Верховный пилотаж - Ширянов Баян. Страница 4

– Да он еще и танцует! – Воскликнула Верка Апофеоззз, разглядев того мужика, на которого глазели Семарь-Здрахарь и Седайко Стюмчек.

– Целое представление разыгрывает. – С видом знатока вуайеристов сказал Седайко Стюмчек.

– Интересно, а что он дальше делать будет? – Поинтересовался Семарь-Здрахарь.

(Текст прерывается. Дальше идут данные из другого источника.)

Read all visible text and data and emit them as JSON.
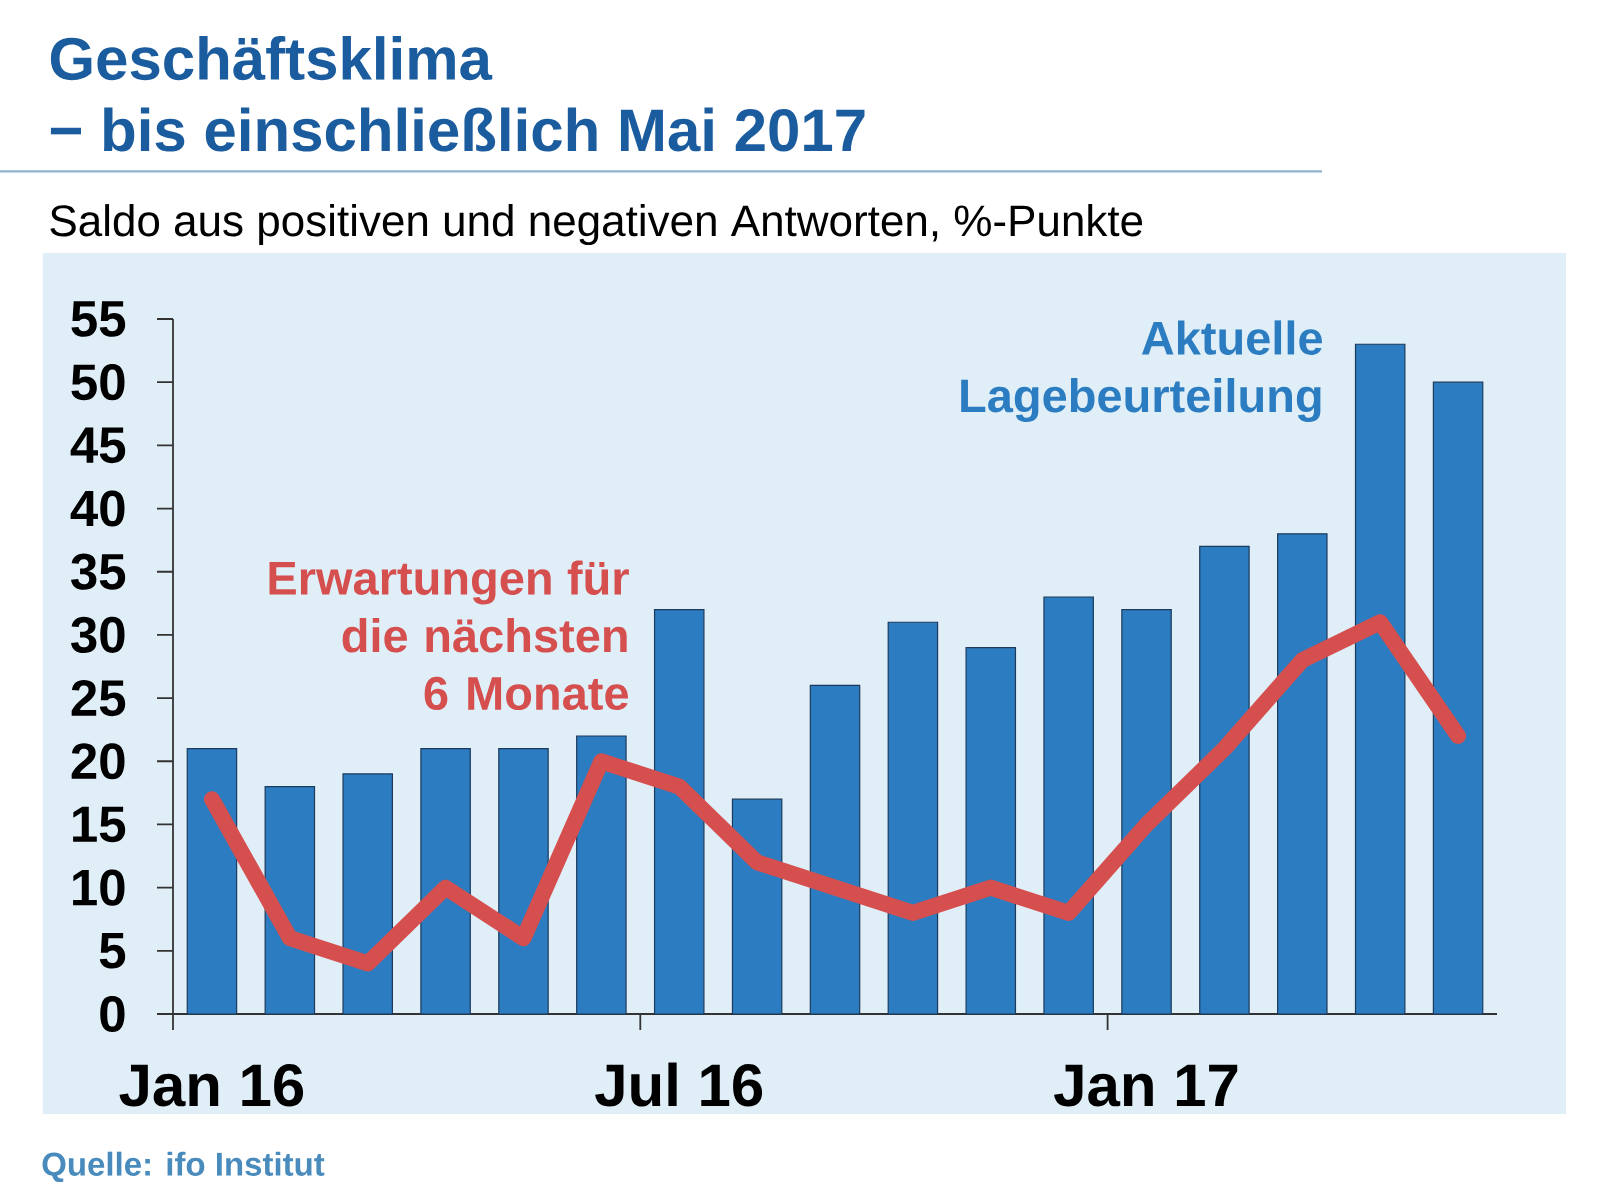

– Наверняка стриптиз. – Мечтательно произнесла Верка Апофеоззз. Она придвинула к окну табуретку, взяла веер и так, с комфортом, приготовилась созерцать обнажение мужика в окне.

– Э! Да он же спиной к нам стоит! – Сообразил вдруг Семарь-Здрахарь.

– Точно. То-то я смотрю, какой-то шибко большой он. – Закивал Седайко Стюмчек.

– Да это же кукла такая… А он – кукловод. Внутри сидит. – Добавили Верка Апофеоззз.

И все согласились.

Перформанс длился всю ночь.

А утром случилось страшное.

Люстру, под которой происходило представление, вдруг свернули и унесли. Это оказалась висевшая на веревке рубашка. Фартук с сиськами преобразовался в висевшую на стене полуоткрытый шкафчик с посудой. А панталоны стали занавесками.

А вуайерист – исчез. Сгинул, будто его никогда и не было!

16. Аборты и винт.

(Весь из себя Дон-Жуан. Ебал кучи бабов. Те иногда залетали. Делал аборты сильной передозой себе и ей. Чувствовал, как руками чистит внутренности матки.)

64.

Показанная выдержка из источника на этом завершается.